Eduardo, o avô, recorreu ao sistema judicial, onde ingressou com uma ação visando não apenas a guarda do neto, mas também a autorização para a internação compulsória de seu próprio filho, Alan, e da nora, Letícia. As acusações tiveram como base o laudo emitido por um psiquiatra.
Alegando a gravidade do caso, o tribunal concedeu a Eduardo a custódia da criança e a permissão para a internação. O casal nega que seja usuário de drogas.
No Instagram, um perfil foi criado para divulgar o caso e já conta com mais de 200 mil seguidores. Ainda na plataforma, Alan explica, por meio de vídeos, toda a situação enfrentada pela família.
Em uma publicação, com mais de 1 milhão de visualizações, Letícia aparece dentro de uma ambulância, chorando, enquanto é levada para a clínica psiquiátrica Pinel. Nas imagens, é possível ver a jovem sendo amarrada em uma maca, mesmo não expressando nenhum tipo de resistência.

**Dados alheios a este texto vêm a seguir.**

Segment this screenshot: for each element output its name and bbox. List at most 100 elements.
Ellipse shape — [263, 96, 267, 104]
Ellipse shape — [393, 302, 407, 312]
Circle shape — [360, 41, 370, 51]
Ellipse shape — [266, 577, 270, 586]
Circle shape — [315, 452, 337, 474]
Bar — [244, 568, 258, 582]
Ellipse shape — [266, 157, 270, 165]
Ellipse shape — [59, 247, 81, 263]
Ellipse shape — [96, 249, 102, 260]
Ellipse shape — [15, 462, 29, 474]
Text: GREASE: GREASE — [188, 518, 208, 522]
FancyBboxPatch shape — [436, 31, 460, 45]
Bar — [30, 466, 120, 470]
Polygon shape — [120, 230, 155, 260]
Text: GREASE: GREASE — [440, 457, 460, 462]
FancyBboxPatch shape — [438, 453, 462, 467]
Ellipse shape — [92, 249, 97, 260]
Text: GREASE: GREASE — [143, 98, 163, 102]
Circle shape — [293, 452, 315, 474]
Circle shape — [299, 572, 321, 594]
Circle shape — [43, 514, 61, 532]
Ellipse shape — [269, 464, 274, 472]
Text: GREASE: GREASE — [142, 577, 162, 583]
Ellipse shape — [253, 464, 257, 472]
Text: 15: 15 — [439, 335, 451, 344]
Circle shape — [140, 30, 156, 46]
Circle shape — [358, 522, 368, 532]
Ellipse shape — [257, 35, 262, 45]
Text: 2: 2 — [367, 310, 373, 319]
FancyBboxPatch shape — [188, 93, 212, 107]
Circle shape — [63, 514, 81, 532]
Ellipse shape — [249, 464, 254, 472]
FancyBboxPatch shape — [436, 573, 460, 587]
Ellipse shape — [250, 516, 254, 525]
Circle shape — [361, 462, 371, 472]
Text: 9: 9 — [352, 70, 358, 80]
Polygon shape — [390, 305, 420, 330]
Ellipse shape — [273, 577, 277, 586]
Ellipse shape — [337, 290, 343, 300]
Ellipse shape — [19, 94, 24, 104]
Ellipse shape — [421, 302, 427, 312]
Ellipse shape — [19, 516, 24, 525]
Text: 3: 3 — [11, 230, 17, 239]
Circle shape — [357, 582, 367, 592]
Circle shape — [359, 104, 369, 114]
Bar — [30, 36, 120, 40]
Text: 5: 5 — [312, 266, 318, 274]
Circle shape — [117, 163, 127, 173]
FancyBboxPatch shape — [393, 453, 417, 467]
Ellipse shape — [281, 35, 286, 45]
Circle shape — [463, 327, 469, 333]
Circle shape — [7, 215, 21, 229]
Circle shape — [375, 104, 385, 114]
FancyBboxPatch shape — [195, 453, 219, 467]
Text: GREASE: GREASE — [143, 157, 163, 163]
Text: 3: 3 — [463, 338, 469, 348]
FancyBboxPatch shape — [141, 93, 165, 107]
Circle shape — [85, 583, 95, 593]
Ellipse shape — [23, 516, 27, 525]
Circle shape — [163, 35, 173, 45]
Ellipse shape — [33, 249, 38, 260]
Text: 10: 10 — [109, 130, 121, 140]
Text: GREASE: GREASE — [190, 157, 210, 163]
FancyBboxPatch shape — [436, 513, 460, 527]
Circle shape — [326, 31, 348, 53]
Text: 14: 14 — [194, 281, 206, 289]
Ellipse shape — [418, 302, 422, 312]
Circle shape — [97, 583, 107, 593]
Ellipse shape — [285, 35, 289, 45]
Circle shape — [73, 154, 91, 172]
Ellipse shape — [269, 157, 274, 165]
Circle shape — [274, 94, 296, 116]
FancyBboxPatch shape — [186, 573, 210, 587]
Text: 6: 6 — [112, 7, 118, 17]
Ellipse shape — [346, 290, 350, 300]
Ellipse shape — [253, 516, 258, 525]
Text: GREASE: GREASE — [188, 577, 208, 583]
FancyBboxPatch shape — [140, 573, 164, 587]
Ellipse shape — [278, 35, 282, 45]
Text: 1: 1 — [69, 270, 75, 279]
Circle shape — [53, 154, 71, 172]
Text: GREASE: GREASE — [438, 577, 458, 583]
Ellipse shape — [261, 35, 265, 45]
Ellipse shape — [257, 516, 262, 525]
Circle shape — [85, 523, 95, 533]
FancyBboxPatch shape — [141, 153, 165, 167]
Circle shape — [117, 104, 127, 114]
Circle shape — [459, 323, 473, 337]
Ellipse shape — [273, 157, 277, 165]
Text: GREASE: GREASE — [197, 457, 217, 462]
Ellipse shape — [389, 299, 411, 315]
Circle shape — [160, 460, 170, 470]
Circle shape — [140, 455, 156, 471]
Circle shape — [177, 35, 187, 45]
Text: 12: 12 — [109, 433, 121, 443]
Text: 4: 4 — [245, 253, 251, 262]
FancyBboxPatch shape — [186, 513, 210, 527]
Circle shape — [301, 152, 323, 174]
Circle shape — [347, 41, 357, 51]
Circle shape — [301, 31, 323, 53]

No momento em que as autoridades policiais foram cumprir o mandado pedido pelo sogro, apenas Letícia estava presente no domicílio. A jovem foi prontamente encaminhada para uma clínica psiquiátrica em Porto Alegre. Alan está escondido e com medo de também ser submetido à internação compulsória. Ele repudia as ações do pai.